Mais il a repris confiance. Je l'interroge sur cette étonnante mémoire des pianistes, qui est peut-être celle des yeux ou celle des mains? Il fait une réponse étonnante: C'est plutôt une mémoire intérieure. La plus longue à mettre en place. Le moindre détail doit être installé, cadré; une idée qui se répète, par exemple, qui revient un peu plus tard: qu'est-ce qui change? Comment la situer par rapport à la première? Par des couleurs différentes? J'écoute, je réécoute. Je joue une seule main en me récitant les notes de l'autre main. Une fois que c'est clair dans la tête c'est clair dans les mains. C'était la première fois qu'il jouait ce Messiaen si délicat à apprendre: Dans tout ce répertoire que j'explore et que je continue d'explorer avant d'aller plus spécialement vers certains compositeurs, j'établis des connexions. Même par mes techniques de mémorisation. Celles que j'ai utilisées pour Messiaen m'ont servi pour Beethoven. Fascinante alchimie d'un cerveau, dont on surprend des secrets mystérieux et fragiles.
Ravel pudique et romantique
Rémi Geniet joue les Valses nobles et sentimentales de Ravel. C'est "so chic", avec un peu de dérision, une élégance désuète qui rapproche ces valses de Ma mère l'Oye, cela manque un peu d'humour mais qui en met dans ce Ravel charmant, en demi-teinte? Leur difficulté, nous dira Geniet, c'est ce dilemme qui est le caractère même de Ravel: pudique et encore romantique, les deux ensemble, et cet équilibre-là qu'il faut trouver. Une 4e Ballade de Chopin bien enlevée, avec des contrastes toujours un peu trop marqués, mais dans ce "théâtre de verdure" à l'acoustique difficile et avec un piano bien dur. Mais vient l'oeuvre qui nous intrigue: les Tableaux d'une exposition de Moussorgsky.
Des "tableaux" à la française
Pièce géniale et injouable, géniale dans ses maladresses qui sont aussi des trouvailles, comme Moussorgsky en a fait aussi dans ce chef-d'oeuvre qu'est l'opéra Boris Godounov. C'est une oeuvre d'habitude réservée aux Russes -depuis Richter- ou plutôt que les non-Russes pratiquent peu. On est ravi de les entendre "à la française", par un Geniet qui vient de les jouer à Ekaterinbourg: il y met une clarté d'analyse, une précision contrôlée, sans la folie slave, qui rend ces Tableaux d'une exposition universels. Et dans La Grande porte de Kiev, magnifique conclusion, Geniet fait sonner les dissonances, voulues ou non par Moussorgsky, qui projette cette oeuvre vers l'avenir.

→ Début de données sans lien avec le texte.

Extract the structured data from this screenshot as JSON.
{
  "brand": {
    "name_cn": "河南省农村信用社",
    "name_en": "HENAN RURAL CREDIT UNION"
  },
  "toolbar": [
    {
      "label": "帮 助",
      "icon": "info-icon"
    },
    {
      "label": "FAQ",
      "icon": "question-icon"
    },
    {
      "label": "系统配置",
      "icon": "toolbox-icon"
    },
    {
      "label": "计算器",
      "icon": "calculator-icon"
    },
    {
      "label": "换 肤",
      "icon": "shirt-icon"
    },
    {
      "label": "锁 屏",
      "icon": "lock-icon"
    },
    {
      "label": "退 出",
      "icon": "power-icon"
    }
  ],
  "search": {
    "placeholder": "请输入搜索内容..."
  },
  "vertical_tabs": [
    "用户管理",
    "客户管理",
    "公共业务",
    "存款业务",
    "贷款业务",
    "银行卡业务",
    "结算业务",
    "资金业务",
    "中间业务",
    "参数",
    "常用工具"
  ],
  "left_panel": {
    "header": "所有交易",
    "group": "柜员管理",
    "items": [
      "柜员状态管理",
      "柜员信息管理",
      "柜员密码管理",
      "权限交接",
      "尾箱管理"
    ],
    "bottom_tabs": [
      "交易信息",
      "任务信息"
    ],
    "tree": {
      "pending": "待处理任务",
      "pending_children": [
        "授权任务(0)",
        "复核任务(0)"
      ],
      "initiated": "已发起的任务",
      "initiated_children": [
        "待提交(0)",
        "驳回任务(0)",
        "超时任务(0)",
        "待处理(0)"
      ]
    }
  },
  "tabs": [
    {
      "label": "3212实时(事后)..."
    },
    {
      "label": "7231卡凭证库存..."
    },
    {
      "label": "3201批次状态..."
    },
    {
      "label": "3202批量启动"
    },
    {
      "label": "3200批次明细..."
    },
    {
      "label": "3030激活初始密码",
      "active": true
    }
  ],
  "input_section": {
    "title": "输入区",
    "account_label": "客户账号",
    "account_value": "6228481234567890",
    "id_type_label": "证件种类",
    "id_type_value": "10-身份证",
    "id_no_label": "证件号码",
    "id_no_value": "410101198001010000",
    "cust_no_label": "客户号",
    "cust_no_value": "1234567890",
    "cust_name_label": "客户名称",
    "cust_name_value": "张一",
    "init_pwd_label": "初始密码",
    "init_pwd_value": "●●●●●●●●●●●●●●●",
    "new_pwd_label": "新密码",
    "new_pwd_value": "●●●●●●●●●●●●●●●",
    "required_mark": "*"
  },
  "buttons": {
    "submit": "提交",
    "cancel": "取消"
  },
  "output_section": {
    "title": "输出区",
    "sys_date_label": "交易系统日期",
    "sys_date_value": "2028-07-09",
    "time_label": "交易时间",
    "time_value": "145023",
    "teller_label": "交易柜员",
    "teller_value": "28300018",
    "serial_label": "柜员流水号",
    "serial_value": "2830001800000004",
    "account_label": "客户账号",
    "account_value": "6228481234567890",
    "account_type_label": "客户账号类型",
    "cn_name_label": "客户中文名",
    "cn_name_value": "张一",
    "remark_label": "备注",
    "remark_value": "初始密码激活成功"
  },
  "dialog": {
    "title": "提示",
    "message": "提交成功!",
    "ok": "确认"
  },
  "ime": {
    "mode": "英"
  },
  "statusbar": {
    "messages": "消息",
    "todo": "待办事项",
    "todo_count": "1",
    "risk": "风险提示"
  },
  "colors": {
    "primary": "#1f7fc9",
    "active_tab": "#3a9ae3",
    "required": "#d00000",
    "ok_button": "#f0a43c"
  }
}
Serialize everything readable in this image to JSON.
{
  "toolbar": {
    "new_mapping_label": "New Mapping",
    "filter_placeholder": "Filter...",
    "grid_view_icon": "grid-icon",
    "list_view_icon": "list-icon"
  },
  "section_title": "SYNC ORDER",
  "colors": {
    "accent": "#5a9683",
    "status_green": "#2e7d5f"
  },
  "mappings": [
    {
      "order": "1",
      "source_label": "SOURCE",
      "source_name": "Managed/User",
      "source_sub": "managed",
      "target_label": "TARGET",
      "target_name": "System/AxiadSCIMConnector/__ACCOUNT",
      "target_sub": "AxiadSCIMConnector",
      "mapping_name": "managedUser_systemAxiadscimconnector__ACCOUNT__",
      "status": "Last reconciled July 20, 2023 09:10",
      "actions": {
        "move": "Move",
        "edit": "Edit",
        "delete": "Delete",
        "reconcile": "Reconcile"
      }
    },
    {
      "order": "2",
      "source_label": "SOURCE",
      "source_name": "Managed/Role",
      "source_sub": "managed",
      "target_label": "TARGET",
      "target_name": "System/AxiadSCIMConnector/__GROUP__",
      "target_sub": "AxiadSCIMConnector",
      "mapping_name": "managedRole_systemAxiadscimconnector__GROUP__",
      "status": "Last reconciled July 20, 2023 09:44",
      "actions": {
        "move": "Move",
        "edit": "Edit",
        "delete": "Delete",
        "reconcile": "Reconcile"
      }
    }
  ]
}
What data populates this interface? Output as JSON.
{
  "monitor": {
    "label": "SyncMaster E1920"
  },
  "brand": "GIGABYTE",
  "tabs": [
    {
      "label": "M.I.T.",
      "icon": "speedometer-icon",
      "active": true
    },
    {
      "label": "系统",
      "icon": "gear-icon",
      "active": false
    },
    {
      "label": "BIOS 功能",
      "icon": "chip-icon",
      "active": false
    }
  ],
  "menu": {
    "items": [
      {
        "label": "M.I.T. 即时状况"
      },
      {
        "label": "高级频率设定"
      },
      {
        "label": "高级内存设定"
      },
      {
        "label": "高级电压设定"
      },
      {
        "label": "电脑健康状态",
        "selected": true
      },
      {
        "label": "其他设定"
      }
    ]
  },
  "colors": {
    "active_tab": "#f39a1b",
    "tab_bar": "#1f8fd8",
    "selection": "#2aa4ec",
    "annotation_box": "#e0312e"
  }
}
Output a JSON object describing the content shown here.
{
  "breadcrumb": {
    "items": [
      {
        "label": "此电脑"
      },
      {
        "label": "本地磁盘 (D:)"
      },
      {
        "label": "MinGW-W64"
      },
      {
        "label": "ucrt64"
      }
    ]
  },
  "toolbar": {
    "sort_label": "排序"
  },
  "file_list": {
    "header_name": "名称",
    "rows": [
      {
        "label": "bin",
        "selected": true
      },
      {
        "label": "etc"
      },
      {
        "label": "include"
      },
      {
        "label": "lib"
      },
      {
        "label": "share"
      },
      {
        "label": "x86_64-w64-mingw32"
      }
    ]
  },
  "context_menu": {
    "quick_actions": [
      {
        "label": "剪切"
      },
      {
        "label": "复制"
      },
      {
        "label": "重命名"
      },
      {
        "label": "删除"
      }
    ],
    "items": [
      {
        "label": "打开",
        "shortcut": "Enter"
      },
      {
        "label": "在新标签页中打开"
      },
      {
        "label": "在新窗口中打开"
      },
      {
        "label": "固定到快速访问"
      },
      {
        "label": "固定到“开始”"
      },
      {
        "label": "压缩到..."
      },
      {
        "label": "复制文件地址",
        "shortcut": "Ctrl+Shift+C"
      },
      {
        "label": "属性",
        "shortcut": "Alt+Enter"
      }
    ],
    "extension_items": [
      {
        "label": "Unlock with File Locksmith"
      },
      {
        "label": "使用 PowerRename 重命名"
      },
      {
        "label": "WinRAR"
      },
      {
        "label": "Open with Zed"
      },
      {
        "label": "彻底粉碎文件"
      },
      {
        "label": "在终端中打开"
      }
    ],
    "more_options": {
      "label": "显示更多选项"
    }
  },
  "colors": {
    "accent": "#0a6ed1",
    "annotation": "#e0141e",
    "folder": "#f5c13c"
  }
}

Ces tableaux, je les conçois un peu comme les toiles du Douanier Rousseau, des peintures un peu naïves, mais en même temps, pour respecter l'écriture un peu brute, voire brutale, de Moussorgsky, j'ai voulu un son parfois rugueux, pas très agréable. Je déteste d'ailleurs le son pour le son.
Aller au bout de ses idées
On aborde enfin la question de la virtuosité -une question qu'on ne poserait d'ailleurs pas à des pianistes plus âgés, comme si c'était intégré, ou dépassé, à partir de la trentaine. Gabriel Stern sourit: C'est vrai qu'au début c'est amusant, de se surprendre. Mais la musique, évidemment, va plus loin que ça. Et la virtuosité n'est pas que la vitesse: c'est d'abord aller au bout de ses idées, qu'il n'y ait aucune perte entre ce que l'on entend et ce que l'on conçoit comme l'incarnation même de la musique.
Bien dit pour un garçon qui joue Liszt et Rachmaninov. Et pour l'autre, qui joue Chopin? Geniet rebondit: le premier virtuose absolu, et on ne penserait pas à le qualifier ainsi, c'est Beethoven. A une époque où on déchiffrait les oeuvres dans les salons, sans les apprendre. On lui reprochait d'écrire des choses injouables. Il répondait: Non, puisque je les joue. Mais je les ai écrites comme ça pour que mes collègues pianistes, eux, ne puissent pas les jouer...
Un concert baigné de vert
Le lendemain, en plein solo de violon, Pierre Fouchenneret, ébouriffé, fait un écart, redoutant une guêpe. C'est une libellule encore, qui est venue, le temps d'un vol, écouter ce bruit inhabituel. Ce son. Parfois fragilisé par l'heure mais d'un beau lyrisme. C'est le Concert pour piano, violon et quatuor à cordes d'Ernest Chausson, ce bijou que les musiciens jouent de plus en plus, à l'instar de Renaud Capuçon et Nicholas Angelich qui le programment dès qu'ils le peuvent. Les frères Fouchenneret (qui sont les Podalydès de la musique) le jouent droit et sensible, sans en rajouter (cette musique est déjà si expressive!) avec le concours du quatuor (féminin) Akilone, d'une juste rigueur et d'une belle musicalité.
La Roque? C'est spacieux, dit Stern. On y respire. Baigné de vert. Je l'avais déjà ressenti en tant qu'auditeur. Et quand on joue, ce qui gênerait ailleurs, ici, est apaisant: les oiseaux, les cigales, la nature. Geniet ajoute: Un lieu d'évidence...
Il fait chaud.
Festival de La Roque-d'Anthéron, concerts des 13 et 14 août: Gabriel Stern, Rémi Geniet, Théo Fouchenneret (piano), Pierre Fouchenneret (violon) et le quatuor Akilone.
Clôture du festival ce soir 18 août avec Adam Laloum à 19 heures.